Morris was the first to move, [s]hurtling in[/s] making a beeline in the other direction.


Making a beeline.. back? Like he's backtracking? Or running a different way? Like to the right instead of the left? Other is too general for me. ^^

The pursuer raced headlong across the waterlogged deck, [no comma] on his heels.


Oh wait, you mean the pursuer is on Morris' heels! Ohh! Then rephrase this. The man was on his heels, racing across the waterlogged deck... This is a good spot for some description -- the look on his face or how he runs.

Suddenly, a salty billow rose up and impaled both of them, [semi instead] the hostage skewered to a set of clapboard shutters.


Hostage? Is Morris a hostage?

Standing over him, he breathed through red, [no comma] flared nostrils.


There's really no need for commas in the midst of adjectives. :?

He suddenly knew that the water was the safest place to be.


Wait, why? How did he come to this conclusion?

Weary and weak, Morris dragged his water-heavy clothes heavenward, draping his arms over the rung of a rope ladder.


When did the rope ladder come down? oO

Heavy, [no comma] pot-sized hands grabbed his shoulders and hauled him into the helicopter.


Overall

This can use some work. First of all, the chapter was just short, which can be a sign that you can make it longer. Description is the key. Describe, describe, describe. And take your time with it! You want the reader to see, feel, hear, taste, and smell everything that you can when thinking up this story. It takes time to do so, some patience as well, but it's worth it in the end.

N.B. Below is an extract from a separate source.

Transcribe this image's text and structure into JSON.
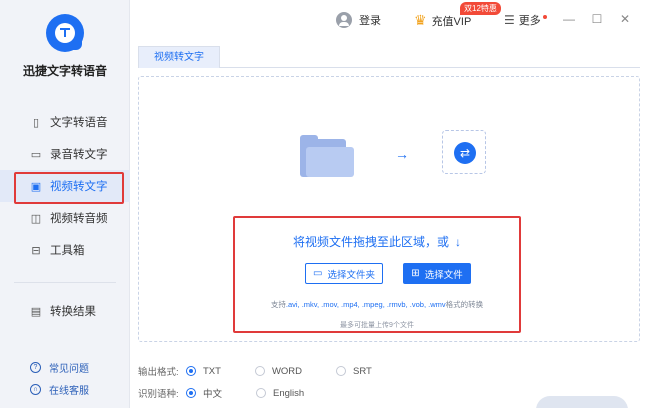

Once you flesh out the chapter itself, you'll answer the questions that I had above as well as make a more effective ending. The last sentence is good, but I didn't get the goosebumps that I should get. It's just basically description that will help you out. Maybe some dialogue will help keep the reader with you, and separate the paragraphs so they aren't so big and scary. :)

Sorry this is so short. I'd build on what I mean a bit more, but hopefully you understand what I mean just with this. If you have questions, PM me. I'll answer ASAP and give you a thorough one at that. :D

This story has potential, though! Never fear! Just keep writing!

Jabber, the One and Only!
I make my own policies.
  








I am always saying "Glad to've met you" to somebody I'm not at all glad I met. If you want to stay alive, you have to say that stuff, though.